There's no way around that. The city name doesn't have to be the primary key, though. I would use an autogenerated, non-functional, surrogate key as the PK, and add a unique constraint on the name of the city. This would at least allow you to fix typos in city names without having to update the thousand addresses referencing them.

DDD: modelling aggregate entities' unique global/local id in PostgreSQL

I have read Eric Evans' Domain Driven Design book and I have been trying to apply some of the concepts.
In his book, Eric talks about aggregates and how aggregate roots should have a unique global id whereas aggregate members should have a unique local id. I have been trying to apply that concept to my database tables and I'm running into some issues.
I have two tables in my PostgreSQL database: facilities and employees where employees can be assigned to a single facility.
In the past, I would lay out the employees table as follows:
CREATE TABLE "employees" (
"employeeid" serial NOT NULL PRIMARY KEY,
"facilityid" integer NOT NULL,
...
FOREIGN KEY ("facilityid") REFERENCES "facilities" ("facilityid")
);
where employeeid is a globally unique id. I would then add code in the backend for access control validation, preventing users of one facility from accessing rows pertaining to other facilities. I have a feeling this might not be the safest way to do it.
What I am now considering is this layout:
CREATE TABLE "employees" (
"employeeid" integer NOT NULL,
"facilityid" integer NOT NULL,
...
PRIMARY KEY ("employeeid", "facilityid"),
FOREIGN KEY ("facilityid") REFERENCES "facilities" ("facilityid")
);
where employeeid is unique (locally) for a given facilityid but needs to be paired with a facilityid to be unique globally.
Concretely, this is what I am looking for:
Employee A (employeeid: 1, facilityid: 1)
Employee B (employeeid: 2, facilityid: 1)

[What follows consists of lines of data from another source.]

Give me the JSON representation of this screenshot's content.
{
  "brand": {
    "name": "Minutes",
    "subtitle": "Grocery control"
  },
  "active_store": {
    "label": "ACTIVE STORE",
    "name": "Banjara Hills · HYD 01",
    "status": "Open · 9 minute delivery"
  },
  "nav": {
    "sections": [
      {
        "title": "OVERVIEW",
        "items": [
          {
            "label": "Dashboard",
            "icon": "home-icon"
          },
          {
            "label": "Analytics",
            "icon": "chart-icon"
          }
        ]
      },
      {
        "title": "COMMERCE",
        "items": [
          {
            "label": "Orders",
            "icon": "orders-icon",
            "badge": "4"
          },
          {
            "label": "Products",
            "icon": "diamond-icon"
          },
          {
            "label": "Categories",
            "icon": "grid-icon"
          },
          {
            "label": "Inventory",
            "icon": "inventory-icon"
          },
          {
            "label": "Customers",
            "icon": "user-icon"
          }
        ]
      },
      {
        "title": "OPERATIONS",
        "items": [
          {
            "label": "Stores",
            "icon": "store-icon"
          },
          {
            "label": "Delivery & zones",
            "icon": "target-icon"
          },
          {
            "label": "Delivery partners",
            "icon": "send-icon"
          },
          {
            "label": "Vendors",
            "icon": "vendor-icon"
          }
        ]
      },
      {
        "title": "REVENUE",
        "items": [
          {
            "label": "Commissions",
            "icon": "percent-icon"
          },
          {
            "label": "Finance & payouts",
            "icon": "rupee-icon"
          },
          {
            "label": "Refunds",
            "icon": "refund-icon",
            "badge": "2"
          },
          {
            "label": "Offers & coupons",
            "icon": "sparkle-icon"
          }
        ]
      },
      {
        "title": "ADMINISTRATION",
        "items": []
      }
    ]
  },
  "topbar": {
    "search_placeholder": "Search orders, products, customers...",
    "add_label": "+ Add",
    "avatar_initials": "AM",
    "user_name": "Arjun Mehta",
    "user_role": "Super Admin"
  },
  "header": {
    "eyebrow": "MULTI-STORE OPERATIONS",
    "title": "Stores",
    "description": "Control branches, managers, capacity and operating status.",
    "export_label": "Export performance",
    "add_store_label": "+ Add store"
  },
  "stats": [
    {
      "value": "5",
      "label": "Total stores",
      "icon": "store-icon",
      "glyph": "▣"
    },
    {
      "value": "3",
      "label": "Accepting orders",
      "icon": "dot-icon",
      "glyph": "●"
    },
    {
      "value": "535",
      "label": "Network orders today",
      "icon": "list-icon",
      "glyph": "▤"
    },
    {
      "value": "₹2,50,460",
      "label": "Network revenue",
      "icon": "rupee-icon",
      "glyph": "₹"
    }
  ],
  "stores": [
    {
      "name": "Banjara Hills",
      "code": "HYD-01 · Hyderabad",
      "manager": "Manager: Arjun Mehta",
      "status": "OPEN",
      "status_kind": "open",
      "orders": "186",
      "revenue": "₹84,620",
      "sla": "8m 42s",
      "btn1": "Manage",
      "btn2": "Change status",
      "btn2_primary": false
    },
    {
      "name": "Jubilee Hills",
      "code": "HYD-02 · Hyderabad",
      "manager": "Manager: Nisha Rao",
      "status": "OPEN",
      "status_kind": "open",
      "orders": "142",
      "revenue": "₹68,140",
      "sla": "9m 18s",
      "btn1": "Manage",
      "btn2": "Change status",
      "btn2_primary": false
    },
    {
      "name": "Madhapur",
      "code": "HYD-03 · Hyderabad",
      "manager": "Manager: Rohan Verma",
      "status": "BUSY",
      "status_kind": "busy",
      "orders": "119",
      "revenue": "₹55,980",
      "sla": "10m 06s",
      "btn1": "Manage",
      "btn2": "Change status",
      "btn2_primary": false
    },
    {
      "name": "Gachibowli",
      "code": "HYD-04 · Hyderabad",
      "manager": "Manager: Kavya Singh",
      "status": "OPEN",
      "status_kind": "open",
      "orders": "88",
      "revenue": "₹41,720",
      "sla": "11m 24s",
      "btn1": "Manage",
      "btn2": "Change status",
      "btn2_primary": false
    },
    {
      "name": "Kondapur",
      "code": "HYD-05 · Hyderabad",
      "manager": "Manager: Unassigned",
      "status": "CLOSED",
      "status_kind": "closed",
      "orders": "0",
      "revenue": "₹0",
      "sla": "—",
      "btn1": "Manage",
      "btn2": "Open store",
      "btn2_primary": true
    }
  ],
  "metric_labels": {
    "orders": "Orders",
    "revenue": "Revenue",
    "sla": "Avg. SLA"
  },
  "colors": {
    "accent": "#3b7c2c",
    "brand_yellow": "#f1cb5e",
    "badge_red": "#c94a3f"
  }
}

Employee C (employeeid: 1, facilityid: 2)
where A, B and C are 3 distinct employees and...
adding an employee D to facility 1 would give him the keys (employeeid : 3, facilityid: 1)
adding an employee E to facility 2 would give him the keys (employeeid : 2, facilityid: 2)
I see two ways of achieving this:
I could use triggers or stored procedures to automatically generate new employeeids and store the last ids for every facility in another table for quicker access but I am concerned about concurrency issues and ending up with 2 employees from the same facility with the same id.
I could possibly create a new sequence for each facility to manage the employeeids but I fear ending up with thousands of sequences to manage and with procedures to delete those sequences in case a facility is deleted. Is there anything wrong with this? It seems heavy to me.
Which approach should I take? Is there anything I'm missing out on?
I am inferring from your question that you will be running a single database for all facilities, or at least that if you have a local database as the "master" for each facility that the data will need to be combined in a central database without collisions.
I would make the facilityid the high order part of the primary key. You could probably assign new employee numbers using a simple SELECT max(employeeid) + 1 ... WHERE facilityid = n approach, since adding employees to any one facility is presumably not something that happens hundreds of times per second from multiple concurrent sources. There is some chance that this could generate an occasional serialization failure, but it is my opinion that any database access should be through a framework which recognizes those and automatically retries the transaction.
I guess you overstressed the aggregate root concept here. In my understanding of modelling an employee (that depends on your context) an employee is almost always an aggregate root possibly referenced by another aggregate root facility.
Both employee and facility almost always have natural keys. For the employee this is typically some employee id (printed on employee identification badges, or at least maintained in the human resources software system) and facilities have this natural keys too almost always containing some location part and some number like "MUC-1" for facility 1 located in munich. But that all depends on your context. In case employee and facility have this natural keys your database model should be quite clear.